Tuesday, December 10, 2013

Let them be little


Our sweet little boy, Will, has been home for a month now! I cannot believe how fast time is flying, and how quickly he is growing! He is 5 months old, 2 months adjusted. His ‘adjusted’ age goes off of his due date. And that’s how we will track his growth & development, according to his adjusted age.






<birth  

  5 months>











At his last appointment he weighed 8 pounds 7 ounces. But I think he weighs at least 9 pounds now! and he barely fits in the pack n play insert we have now because he is getting so tall! He was 20.75 inches last appointment.

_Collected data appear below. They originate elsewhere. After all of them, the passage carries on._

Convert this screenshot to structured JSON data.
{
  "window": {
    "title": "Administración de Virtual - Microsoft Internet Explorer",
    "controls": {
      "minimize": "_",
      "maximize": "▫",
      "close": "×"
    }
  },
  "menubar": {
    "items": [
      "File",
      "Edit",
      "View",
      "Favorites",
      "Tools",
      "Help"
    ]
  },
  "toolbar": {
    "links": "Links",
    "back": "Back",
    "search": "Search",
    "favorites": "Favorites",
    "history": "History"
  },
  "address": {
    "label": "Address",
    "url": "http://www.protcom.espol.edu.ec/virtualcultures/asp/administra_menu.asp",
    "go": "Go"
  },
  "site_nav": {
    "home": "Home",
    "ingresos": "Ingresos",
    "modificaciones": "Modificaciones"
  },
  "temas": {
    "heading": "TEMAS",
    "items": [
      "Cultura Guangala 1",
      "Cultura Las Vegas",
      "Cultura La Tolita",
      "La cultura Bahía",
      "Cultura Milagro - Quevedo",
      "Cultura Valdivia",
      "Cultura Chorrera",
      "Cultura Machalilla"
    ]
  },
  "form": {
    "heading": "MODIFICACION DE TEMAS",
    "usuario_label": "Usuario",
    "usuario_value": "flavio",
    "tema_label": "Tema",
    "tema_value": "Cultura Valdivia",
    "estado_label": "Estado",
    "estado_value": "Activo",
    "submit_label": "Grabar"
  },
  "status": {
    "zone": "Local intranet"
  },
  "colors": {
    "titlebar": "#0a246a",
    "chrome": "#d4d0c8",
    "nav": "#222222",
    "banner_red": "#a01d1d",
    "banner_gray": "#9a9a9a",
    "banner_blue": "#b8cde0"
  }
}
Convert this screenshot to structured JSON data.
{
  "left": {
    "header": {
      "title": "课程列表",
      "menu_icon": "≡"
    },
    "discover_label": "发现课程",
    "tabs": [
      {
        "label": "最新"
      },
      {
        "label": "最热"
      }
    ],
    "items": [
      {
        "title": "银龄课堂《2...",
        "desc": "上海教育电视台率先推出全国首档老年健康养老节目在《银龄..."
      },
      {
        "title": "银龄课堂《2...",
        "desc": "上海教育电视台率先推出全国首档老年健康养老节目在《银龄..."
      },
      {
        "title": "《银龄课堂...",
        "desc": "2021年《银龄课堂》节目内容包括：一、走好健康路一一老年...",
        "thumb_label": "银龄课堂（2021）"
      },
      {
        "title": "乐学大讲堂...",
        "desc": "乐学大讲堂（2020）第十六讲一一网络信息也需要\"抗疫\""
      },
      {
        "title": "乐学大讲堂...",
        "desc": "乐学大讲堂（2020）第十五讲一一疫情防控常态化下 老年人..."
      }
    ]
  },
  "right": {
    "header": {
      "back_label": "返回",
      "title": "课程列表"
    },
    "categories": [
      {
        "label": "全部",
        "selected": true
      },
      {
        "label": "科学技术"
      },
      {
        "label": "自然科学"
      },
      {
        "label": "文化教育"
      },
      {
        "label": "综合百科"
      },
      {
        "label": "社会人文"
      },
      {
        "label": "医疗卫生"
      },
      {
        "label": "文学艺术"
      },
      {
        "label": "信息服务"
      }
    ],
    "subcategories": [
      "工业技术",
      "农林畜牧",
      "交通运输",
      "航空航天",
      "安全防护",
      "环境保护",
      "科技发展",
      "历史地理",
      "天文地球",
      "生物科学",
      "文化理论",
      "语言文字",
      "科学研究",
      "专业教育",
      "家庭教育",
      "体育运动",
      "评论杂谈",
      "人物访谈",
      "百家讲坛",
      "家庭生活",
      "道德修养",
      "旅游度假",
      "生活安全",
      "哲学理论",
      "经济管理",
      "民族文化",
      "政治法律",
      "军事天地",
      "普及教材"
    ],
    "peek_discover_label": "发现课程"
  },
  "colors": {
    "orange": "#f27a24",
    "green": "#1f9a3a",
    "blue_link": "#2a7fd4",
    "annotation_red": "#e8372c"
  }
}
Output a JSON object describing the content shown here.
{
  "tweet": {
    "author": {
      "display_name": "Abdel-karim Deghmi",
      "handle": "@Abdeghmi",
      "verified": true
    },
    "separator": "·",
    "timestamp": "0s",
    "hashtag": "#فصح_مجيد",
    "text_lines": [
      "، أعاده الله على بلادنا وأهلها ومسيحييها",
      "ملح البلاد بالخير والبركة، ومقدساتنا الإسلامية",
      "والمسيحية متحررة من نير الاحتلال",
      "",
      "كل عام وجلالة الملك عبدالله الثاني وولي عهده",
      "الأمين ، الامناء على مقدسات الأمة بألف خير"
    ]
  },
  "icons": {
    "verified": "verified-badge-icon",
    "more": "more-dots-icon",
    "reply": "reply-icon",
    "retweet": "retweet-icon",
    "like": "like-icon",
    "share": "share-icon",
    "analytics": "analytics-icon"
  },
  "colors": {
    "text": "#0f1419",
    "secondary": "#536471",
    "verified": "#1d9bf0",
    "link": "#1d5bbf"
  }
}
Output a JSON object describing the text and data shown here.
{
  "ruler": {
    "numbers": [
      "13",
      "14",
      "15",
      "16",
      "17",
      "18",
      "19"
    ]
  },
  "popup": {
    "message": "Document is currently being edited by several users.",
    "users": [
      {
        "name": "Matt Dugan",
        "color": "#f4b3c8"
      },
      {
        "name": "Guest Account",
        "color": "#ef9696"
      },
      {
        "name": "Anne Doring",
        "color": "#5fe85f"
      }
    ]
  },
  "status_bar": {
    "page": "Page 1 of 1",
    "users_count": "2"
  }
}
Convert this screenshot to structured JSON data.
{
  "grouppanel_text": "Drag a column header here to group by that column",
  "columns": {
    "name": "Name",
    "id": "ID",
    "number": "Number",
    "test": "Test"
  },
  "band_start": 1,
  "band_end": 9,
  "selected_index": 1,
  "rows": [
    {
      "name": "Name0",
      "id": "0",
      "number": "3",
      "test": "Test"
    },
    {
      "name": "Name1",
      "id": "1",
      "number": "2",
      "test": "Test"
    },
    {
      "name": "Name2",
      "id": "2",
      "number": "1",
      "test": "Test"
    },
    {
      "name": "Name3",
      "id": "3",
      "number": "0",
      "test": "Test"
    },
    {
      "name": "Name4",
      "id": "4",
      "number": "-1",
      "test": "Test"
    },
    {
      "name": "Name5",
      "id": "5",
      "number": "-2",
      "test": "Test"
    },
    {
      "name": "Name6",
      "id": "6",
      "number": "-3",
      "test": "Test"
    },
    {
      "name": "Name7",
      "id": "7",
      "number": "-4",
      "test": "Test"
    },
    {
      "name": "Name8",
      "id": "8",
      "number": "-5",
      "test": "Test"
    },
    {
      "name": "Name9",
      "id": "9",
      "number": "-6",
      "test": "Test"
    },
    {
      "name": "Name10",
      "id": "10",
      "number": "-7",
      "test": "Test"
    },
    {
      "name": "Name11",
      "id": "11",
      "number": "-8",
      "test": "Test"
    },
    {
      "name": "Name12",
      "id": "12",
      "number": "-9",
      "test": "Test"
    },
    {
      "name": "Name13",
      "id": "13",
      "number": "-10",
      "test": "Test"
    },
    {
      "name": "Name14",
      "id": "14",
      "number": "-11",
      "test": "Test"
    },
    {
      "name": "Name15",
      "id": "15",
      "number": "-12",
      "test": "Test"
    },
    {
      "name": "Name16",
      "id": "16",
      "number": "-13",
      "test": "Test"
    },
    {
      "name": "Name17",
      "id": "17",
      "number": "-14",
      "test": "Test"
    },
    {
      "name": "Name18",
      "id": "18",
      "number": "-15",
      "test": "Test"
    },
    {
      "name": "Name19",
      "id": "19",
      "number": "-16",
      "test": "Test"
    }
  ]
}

Here are some updates about the little man and his personality. He is still in newborn clothes. The fit pretty well for the width, but he's still got room in the length to grow. He's acting so old to me. He used to just sleep and eat. Now he is awake for more of the day, smiling and being cute! It's so fun talking to him and watching him respond. He's able to follow me with his eyes too! So I know he's actually looking at me :) His hair is starting to get darker, and he definitely has brown eyes. He hates being swaddled, but usually won't sleep well unless he is swaddled tight. But somehow almost every time he wakes up with his arms out of the swaddle, and sometimes his feet too! When he's awake he likes to have his arms and legs free, kicking and waving around. During the nights he wakes up every 3-4 hours to eat, during which time i've been watching Dawson's Creek on Netflix to help keep me awake! Sadly, I'm almost done with all 6 seasons, so I'll need to find another show to watch! Let me know if you have any suggestions! 
Right now, Will and I are in California with Matt's family! We have been here since Thanksgiving and we are very much enjoying it. Matt is at home in Utah working hard and studying up for finals and then he will be back in California on the 19th. It took a couple days to get used to the nights with Will without him, but we adjusted quickly. It's been nice being away from the snow and cold in Utah! 
 





So, when I first became pregnant, I wanted to breastfeed. I wasn't super educated on it, and knew it's usually hard with your first, but my sister began educating me and encouraging me. Well, when Will was born at 26 weeks, I began pumping a couple hours after he was born. I still had hope that one day I would be able to breastfeed my baby.   I had no idea what was in store for me as far as breastfeeding goes having a premature baby.  To keep my milk supply, I had to pump 8-10 times a day, which is every 2-3 hours.  Sadly, I was on high blood pressure medications for 6+weeks after I had Will, which didn't allow my milk to ever fully come in. Each time I pumped I would only get about an ounce from both sides combined (which isn't much at all). But, I hoped that once I did start nursing him, that my body would produce what he needed. I tried all sorts of supplements but nothing helped my supply to fully come in. Once Will was able to start to try breastfeeding, he would suck and suck and suck and barely get anything from me. I'm pretty sure it was partly due to his tongue tie, but also due to my lacking. Long story short, I was never able to fully breastfeed Will. So, for the past 5 months, I've been pumping. Because Will wasn't able to take my milk the first few weeks of life and then when he was sick as well, luckily we were able to store up a bunch of milk in our freezer. Sadly, we ran out of frozen milk last week. Which meant that it was no longer necessary for me to keep pumping because I wasn't producing nearly enough for him. It's hard to describe how much I loved and hated pumping. I hated it because it took up SO much of my time, and it often made me depressed because each time i pumped I was reminded of not having enough for Will. I loved it because for 4 months, it was the only thing i was able to do to be a mother to Will. Sure I visited him several times a day and held him, but the only part of me i was able to fully give to him was my milk. So last week I weened off of pumping, which broke my heart but also was a relief. 

I'm hoping that my next pregnancy is 100% different, with only the same end result, a beautiful healthy baby. 

On a brighter note, there was a video floating around Facebook made by a preemie  dad who took videos of their babies first year of life. Boy did I cry the entire video! Unfortunately, we didn't take many videos, but we took several pictures! So i put together this video of pictures from Will's 4 month NICU stay!

This past month has been the happiest month of my life. I am so so grateful for our baby boy and how healthy he is! This will be such a fun holiday season having our new addition with us. 


Matt's sister, Julie, took some 'wanna-be newborn' pictures for us a few weeks ago. He is still on oxygen but we took these right after his bath when we were changing his cheek stickers. 































It's weird being called a mom and saying ' I have a son'. But I LOVE it so so much. I can't imagine my life without this bundle of joy. My heart is so so full this holiday season and always will be. 



Also, Matt and I celebrated our 2 year anniversary! I cannot believe how quickly it has passed, though it also seems like a lifetime. I am so thankful for such a helpful, loving, amazing husband. He is such a great father to Will. Love you Matt!